I have noted down these words by Natalie Goldberg on my desktop to remind me that writing is the best salvo for all the trials of life and to save myself from classic symptoms of withdrawal when I am deprived of my work environment for too long.
I always say to anyone who is interested in listening that 'writing is my first love'. It is. I keep coming back to it after exploring 'other loves'.
When it comes to writing 'big think pieces' I like to imagine myself as an expert. I write with command and confidence. I am never short of words and thoughts just flow unchecked. I get enough feedbacks to keep me enthusiastic and positive. To keep on writing.

However....recently I was asked to write a letter to myself.
A letter to myself? I never ever thought of that. I am also not the 'Dear Diary' kind of person. Even in my personal journals I write like I am talking to an audience. I never let myself go enough to delve deep inside and 'talk' to myself. I always feel as if someone is standing behind and peeping over my shoulder. Watching me. I have to measure every word. Craft it carefully.
When Dan asked me to try writing a letter to myself I was at complete loss for words. I was floundering ...I was like a kindergarten kid, trying to hold the pen properly...Words looked laborious and unforgiving to me.
How difficult is it to address our self ? To meet our self?
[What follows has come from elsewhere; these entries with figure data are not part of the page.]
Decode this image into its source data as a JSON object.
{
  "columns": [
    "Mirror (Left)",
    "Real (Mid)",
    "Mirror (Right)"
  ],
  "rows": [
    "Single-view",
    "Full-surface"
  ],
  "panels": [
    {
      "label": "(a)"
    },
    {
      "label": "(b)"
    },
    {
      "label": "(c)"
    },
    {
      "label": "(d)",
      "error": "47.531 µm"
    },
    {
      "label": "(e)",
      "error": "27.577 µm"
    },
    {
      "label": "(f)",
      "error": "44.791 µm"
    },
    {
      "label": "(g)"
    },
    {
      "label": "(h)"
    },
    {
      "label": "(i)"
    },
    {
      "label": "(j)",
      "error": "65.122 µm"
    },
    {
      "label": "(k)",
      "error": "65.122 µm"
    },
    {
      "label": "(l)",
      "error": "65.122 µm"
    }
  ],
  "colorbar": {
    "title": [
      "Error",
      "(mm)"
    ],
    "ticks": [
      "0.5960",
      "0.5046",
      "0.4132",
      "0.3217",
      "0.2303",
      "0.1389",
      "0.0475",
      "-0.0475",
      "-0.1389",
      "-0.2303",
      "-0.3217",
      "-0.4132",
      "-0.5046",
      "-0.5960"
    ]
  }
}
To love our self?
Dan asked me if I love myself. As a life coach he is used to coming across people who always find it so difficult to answer this.
Well...I am no exception.
I am reminded of a couplet by- Rumi.

“To be or not to be is not my dilemma. To break away from both worlds Is not bravery. To be unaware of the wonders That exists in me, that Is real madness” !

Rumi spoke of me. Or perhaps many of us who are unaware of the wonders that exist in us. Wonders that we preach the world about, but never pause to apply it in our lives.
Why am I so reluctant to befriend, romance and inveigle myself ?
Maybe if I could just write an authentic letter to myself without fear.... Good Luck to me!